Rhinoplasty, often referred to as a ‘Nose Job’ is performed to create a functional, aesthetic, and facially proportionate nose by altering the size or shape, the span of the nostrils and/or the angle between the nose and the upper lip.
Rhinoplasty surgery is carried out to restore functionality caused by nasal trauma, congenital defect, respiratory impediment, or a failed primary surgery which would be then known as revision Rhinoplasty.
Rhinoplasty surgery is usually carried out under General Anaesthetic and can take between 1.5 to 2hrs in theatre, based on the extent of the surgery either daycase surgery is appropriate or sometimes an overnight stay in hospital is required.
Depending on the reason for surgery, the incisions can vary. If the procedure is to be a closed approach, two incisions are made inside the nose to separate the nasal skin and soft tissue and to allow access to the cartilage and bone, if the approach is to be open, an incision is placed on the skin across the columella.

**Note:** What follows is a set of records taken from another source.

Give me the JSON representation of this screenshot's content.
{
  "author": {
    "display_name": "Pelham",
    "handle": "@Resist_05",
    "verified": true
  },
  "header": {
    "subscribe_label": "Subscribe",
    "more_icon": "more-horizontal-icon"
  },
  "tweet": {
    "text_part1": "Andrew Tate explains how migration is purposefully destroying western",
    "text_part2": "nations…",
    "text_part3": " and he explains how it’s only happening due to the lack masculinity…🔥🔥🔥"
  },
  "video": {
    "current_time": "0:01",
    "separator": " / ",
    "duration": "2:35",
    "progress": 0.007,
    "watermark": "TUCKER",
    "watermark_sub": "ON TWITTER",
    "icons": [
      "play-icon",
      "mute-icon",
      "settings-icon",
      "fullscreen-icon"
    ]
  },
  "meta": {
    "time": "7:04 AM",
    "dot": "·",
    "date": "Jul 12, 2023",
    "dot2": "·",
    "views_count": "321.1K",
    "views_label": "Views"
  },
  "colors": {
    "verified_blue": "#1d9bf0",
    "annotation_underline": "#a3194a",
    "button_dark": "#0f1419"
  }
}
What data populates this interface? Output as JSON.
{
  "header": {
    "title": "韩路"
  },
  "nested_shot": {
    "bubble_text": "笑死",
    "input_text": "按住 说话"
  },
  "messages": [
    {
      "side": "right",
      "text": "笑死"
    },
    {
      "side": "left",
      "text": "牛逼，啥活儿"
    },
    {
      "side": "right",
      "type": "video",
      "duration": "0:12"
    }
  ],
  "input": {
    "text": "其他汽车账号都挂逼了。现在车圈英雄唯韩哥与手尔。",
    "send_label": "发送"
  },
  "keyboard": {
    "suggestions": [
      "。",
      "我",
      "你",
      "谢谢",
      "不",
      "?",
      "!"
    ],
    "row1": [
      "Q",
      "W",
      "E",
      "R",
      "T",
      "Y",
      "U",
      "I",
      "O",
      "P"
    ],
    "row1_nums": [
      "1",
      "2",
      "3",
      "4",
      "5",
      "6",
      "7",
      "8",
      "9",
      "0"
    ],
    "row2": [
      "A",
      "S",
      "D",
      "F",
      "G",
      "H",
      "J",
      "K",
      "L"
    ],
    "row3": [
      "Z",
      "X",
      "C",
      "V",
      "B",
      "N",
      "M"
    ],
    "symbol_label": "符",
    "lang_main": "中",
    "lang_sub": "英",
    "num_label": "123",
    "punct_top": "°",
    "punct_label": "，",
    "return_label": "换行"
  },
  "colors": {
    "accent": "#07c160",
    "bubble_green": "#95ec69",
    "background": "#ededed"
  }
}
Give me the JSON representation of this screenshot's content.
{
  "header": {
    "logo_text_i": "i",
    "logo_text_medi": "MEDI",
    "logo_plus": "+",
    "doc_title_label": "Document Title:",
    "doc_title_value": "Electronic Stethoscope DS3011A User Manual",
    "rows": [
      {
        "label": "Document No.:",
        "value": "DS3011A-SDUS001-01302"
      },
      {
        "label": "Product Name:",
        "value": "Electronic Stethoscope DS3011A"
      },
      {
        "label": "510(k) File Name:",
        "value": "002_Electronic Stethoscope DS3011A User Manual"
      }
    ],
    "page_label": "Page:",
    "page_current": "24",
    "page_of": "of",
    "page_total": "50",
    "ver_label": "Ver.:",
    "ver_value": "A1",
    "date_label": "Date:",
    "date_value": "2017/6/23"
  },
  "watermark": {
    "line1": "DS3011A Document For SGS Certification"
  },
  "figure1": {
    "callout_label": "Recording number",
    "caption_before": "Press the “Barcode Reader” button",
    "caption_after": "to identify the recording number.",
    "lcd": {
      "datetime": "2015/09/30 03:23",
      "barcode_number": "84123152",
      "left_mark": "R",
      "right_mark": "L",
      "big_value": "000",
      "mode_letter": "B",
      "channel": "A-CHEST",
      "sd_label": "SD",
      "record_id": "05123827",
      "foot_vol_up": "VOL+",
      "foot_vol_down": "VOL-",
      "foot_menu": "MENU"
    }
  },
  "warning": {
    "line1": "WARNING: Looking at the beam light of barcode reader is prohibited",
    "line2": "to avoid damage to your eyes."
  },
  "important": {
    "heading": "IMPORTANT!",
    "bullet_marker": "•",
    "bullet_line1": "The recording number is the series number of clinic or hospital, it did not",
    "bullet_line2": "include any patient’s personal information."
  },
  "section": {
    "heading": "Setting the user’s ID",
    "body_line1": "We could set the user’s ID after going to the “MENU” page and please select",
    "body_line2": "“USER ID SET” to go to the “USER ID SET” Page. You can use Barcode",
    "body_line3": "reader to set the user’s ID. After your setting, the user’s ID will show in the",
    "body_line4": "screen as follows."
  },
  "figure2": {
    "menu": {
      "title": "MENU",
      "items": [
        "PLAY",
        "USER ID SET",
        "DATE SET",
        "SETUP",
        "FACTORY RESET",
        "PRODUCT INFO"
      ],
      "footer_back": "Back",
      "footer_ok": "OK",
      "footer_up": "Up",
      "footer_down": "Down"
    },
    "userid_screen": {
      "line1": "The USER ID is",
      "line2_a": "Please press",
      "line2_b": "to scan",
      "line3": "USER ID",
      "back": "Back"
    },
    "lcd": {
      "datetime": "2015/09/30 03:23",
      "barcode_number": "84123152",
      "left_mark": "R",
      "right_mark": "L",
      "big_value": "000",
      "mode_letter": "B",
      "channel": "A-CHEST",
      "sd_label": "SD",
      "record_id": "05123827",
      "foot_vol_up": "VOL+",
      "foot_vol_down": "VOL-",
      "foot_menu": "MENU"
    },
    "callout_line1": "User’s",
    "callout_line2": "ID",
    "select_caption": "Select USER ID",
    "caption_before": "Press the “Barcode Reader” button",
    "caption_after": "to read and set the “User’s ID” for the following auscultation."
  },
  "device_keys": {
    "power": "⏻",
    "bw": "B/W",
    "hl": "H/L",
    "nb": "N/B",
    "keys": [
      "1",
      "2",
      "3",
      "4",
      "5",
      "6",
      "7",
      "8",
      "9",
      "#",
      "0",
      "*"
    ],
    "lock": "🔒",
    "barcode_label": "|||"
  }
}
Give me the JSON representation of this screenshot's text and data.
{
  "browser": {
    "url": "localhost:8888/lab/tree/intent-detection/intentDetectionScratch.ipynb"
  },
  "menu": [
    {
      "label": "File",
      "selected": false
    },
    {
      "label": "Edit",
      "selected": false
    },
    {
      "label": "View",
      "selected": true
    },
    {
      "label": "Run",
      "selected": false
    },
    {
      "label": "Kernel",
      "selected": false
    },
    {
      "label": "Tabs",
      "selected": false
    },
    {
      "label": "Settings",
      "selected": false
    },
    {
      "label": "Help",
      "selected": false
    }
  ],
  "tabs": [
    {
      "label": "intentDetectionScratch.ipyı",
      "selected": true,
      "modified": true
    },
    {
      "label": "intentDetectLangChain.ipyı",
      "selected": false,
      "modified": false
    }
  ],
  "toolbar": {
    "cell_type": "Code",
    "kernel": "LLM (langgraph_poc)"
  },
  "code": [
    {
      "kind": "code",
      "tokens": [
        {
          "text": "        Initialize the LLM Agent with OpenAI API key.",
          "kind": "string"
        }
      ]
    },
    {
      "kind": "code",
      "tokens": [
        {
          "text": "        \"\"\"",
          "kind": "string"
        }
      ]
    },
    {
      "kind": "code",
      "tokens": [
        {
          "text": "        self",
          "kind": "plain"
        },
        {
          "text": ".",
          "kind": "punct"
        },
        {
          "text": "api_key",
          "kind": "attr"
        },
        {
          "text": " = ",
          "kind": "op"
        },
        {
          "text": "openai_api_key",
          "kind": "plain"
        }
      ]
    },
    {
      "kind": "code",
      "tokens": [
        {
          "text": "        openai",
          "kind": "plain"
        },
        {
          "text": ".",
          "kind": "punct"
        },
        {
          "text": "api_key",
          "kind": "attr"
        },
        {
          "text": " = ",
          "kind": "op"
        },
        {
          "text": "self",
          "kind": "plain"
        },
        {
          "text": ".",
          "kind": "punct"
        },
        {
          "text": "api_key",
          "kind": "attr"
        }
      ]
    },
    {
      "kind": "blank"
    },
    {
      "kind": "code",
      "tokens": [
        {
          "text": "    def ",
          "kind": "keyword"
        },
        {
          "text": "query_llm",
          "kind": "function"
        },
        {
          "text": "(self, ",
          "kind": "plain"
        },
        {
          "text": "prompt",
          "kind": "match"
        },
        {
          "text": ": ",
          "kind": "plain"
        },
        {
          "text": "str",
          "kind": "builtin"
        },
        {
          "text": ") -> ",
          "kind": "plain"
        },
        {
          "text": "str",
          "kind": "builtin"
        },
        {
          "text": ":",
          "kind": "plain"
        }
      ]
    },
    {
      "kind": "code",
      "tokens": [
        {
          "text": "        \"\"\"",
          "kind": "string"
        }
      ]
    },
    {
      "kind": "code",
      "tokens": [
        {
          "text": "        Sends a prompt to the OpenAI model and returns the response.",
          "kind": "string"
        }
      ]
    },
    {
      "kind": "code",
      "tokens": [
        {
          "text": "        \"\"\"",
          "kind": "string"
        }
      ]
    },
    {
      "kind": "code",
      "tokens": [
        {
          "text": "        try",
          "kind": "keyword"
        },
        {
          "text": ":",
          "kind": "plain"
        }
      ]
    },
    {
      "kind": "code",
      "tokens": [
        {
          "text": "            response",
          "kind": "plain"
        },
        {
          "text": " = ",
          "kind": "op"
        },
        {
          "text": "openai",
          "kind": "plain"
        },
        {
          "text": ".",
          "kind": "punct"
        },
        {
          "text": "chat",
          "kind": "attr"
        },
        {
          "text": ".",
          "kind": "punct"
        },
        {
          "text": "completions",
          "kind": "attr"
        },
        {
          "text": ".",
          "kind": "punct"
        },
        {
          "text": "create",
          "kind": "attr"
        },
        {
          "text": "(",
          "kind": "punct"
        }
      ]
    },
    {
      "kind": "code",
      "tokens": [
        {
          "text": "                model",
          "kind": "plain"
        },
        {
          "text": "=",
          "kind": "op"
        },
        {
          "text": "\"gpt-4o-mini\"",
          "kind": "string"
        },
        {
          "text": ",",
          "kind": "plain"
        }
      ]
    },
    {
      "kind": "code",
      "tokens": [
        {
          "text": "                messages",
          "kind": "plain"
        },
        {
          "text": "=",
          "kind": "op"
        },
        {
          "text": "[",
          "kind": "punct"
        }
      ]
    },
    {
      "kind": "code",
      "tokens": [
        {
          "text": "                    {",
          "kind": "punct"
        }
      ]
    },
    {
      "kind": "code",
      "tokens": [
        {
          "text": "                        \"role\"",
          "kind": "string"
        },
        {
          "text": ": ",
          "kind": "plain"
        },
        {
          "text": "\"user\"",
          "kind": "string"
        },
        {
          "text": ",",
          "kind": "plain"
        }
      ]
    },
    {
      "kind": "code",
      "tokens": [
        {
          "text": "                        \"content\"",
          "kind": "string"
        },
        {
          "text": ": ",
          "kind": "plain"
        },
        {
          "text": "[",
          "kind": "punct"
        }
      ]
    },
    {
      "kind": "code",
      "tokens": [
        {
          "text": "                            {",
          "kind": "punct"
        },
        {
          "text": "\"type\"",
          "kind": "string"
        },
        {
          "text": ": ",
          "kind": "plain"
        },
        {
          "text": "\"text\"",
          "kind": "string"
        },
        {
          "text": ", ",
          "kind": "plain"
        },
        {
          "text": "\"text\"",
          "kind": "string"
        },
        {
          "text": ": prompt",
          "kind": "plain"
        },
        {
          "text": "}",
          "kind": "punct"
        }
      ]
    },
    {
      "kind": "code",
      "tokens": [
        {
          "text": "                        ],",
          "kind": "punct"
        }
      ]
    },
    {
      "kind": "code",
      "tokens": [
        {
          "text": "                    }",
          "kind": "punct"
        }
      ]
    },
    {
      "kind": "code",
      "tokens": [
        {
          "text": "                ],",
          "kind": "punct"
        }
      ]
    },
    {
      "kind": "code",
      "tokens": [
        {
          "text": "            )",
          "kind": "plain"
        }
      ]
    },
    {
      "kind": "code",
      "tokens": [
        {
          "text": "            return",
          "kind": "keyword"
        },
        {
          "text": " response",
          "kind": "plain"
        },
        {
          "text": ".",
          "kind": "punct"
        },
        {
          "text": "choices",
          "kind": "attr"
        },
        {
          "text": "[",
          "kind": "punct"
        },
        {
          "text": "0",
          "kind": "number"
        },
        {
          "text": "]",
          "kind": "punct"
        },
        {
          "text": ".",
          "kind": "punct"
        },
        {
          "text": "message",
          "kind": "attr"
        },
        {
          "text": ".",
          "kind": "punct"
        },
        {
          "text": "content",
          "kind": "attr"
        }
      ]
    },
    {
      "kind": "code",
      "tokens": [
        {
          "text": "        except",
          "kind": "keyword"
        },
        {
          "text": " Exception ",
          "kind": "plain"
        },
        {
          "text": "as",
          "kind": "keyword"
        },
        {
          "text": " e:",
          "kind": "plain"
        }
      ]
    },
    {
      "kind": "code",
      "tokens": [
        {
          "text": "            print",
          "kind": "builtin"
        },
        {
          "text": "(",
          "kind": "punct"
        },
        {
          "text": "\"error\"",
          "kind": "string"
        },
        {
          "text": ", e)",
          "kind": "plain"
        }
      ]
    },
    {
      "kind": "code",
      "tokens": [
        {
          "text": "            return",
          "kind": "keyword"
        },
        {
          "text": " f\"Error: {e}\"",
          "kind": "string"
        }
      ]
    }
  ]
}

The incisions are sutured and either a package or stent, sometimes both is applied to immobilise the corrected nose and ensure proper healing of the surgical incision.
Risks and Complications
With all surgical procedures there are risks to consider, common complaints include bruising, swelling and headaches which should subside as the nose heals. More uncommon complications can include haematoma, infection, delayed healing or skin necrosis and persistent nose bleeds. Rarely patients can experience a change in the sense of smell (anosmia) and the risks associated to General Anaesthesia must also be considered, these can include respiratory issue and DVT. Our team of nursing staff monitor the progress of patients for signs of these complications very carefully post operatively and patients are given contact information should they need medical assistance once discharged from the hospital.